Alongside diarrhea, airway infections are the most common disorders affecting calves. And you all know what that means. Sick calves cost you money and valuable time. We have selected the ten most commonly submitted tips and are happy to share them with you.
Tips for accommodation
The accommodation of your young stock is of vital importance. There is plenty to take into account.
1. Make sure there is sufficient straw. Only use clean and dry straw. Muck out the straw compartments regularly. This avoids the straw overheating, which can result in major temperature fluctuations. Is your straw compartment large?
2. Make sure there is a sheltered area where young calves can lie. For example create a ‘ceiling’ by placing bales of straw on beams which are then installed on the dividing walls in the straw compartments. The result is a sort of ‘hut’ that will prevent your calves cooling down and drought and cold air descending from above.
3. Do not place calves with a large age difference together (a maximum age difference of two weeks). The natural resistance of young animals is still underdeveloped, so older animals can spread diseases.
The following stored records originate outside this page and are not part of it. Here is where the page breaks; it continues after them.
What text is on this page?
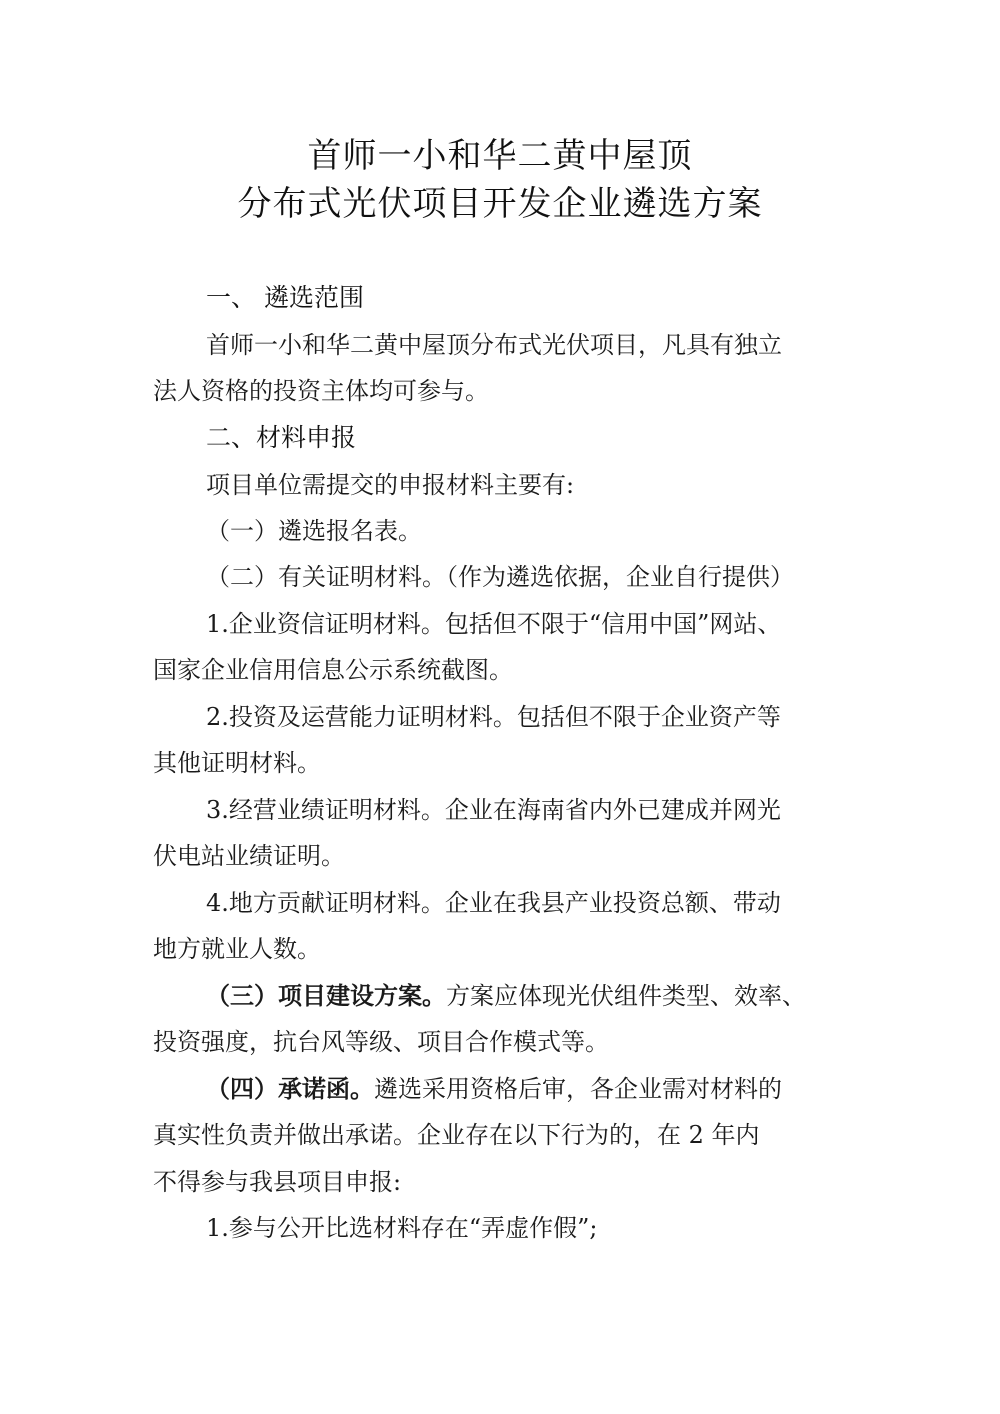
首师一小和华二黄中屋顶
分布式光伏项目开发企业遴选方案
一、 遴选范围
首师一小和华二黄中屋顶分布式光伏项目，凡具有独立
法人资格的投资主体均可参与。
二、材料申报
项目单位需提交的申报材料主要有:
（一）遴选报名表。
（二）有关证明材料。（作为遴选依据，企业自行提供）
1.企业资信证明材料。包括但不限于“信用中国”网站、
国家企业信用信息公示系统截图。
2.投资及运营能力证明材料。包括但不限于企业资产等
其他证明材料。
3.经营业绩证明材料。企业在海南省内外已建成并网光
伏电站业绩证明。
4.地方贡献证明材料。企业在我县产业投资总额、带动
地方就业人数。
（三）项目建设方案。方案应体现光伏组件类型、效率、
投资强度，抗台风等级、项目合作模式等。
（四）承诺函。遴选采用资格后审，各企业需对材料的
真实性负责并做出承诺。企业存在以下行为的，在 2 年内
不得参与我县项目申报:
1.参与公开比选材料存在“弄虚作假”;
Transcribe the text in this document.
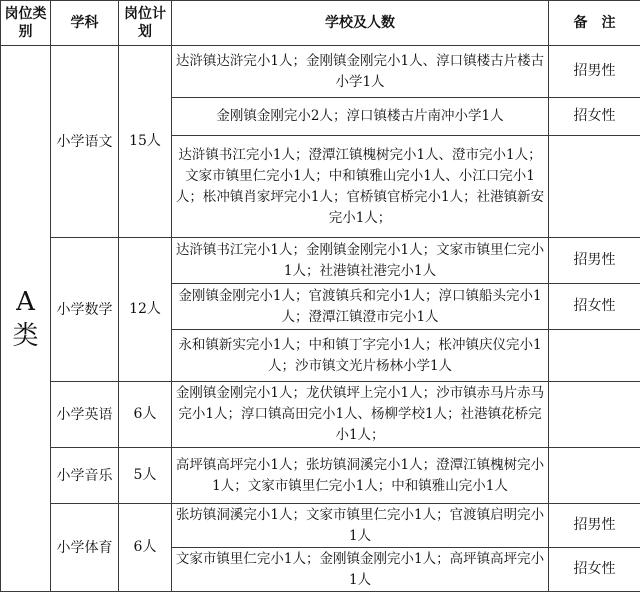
岗位类别	学科	岗位计划	学校及人数	备　注

A
类	小学语文	15人	达浒镇达浒完小1人；金刚镇金刚完小1人、淳口镇楼古片楼古小学1人	招男性
			金刚镇金刚完小2人；淳口镇楼古片南冲小学1人	招女性
			达浒镇书江完小1人；澄潭江镇槐树完小1人、澄市完小1人；文家市镇里仁完小1人；中和镇雅山完小1人、小江口完小1人；枨冲镇肖家坪完小1人；官桥镇官桥完小1人；社港镇新安完小1人；	
	小学数学	12人	达浒镇书江完小1人；金刚镇金刚完小1人；文家市镇里仁完小1人；社港镇社港完小1人	招男性
			金刚镇金刚完小1人；官渡镇兵和完小1人；淳口镇船头完小1人；澄潭江镇澄市完小1人	招女性
			永和镇新实完小1人；中和镇丁字完小1人；枨冲镇庆仪完小1人；沙市镇文光片杨林小学1人	
	小学英语	6人	金刚镇金刚完小1人；龙伏镇坪上完小1人；沙市镇赤马片赤马完小1人；淳口镇高田完小1人、杨柳学校1人；社港镇花桥完小1人；	
	小学音乐	5人	高坪镇高坪完小1人；张坊镇洞溪完小1人；澄潭江镇槐树完小1人；文家市镇里仁完小1人；中和镇雅山完小1人	
	小学体育	6人	张坊镇洞溪完小1人；文家市镇里仁完小1人；官渡镇启明完小1人	招男性
			文家市镇里仁完小1人；金刚镇金刚完小1人；高坪镇高坪完小1人	招女性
Tips for preventing droughts Droughts in the cattle shed are the biggest threat to the health of your calves.
4. Using windbreak mesh, create a large hut in the calf pens. The result is a sort of igloo that prevents droughts affecting the pen. 5. Prevent acute air displacement! Regularly test with smoke to determine the volume of air displacement. If there is too much air movement, install windbreak mesh.
Tips for feed
Good feed is a contributing factor to good disease resistance and hence healthy animals. We at Kalvolac know all about good feed.
6. Make sure the calf is fed at least three to four litres of good-quality colostrum within an hour following birth. Good colostrum contains at least 60 grams IgG per litre.
7. The rule of thumb for providing colostrum is: plenty, quickly, often and fresh.
Tips for temperature
Young life benefits from warmth. It is therefore of life-saving importance that young calves be kept at the right temperature.
8. Place a towel covered by a blanket on the back of a wet new-born calf. After an hour, the towel can easily be removed from under the blanket. The moisture will have drawn into the towel, and the calf will be dry, beneath a dry blanket. Keep the calf extra warm for the first two weeks in this way. 9. You can shave the back of older calves. This helps prevent sweating. 10. Avoid the temperature in the cattle shed falling too low; keep a close eye on your calves, and in case of doubt never think ‘I’ll wait and see’: immediately check the calf’s temperature and if necessary take measures.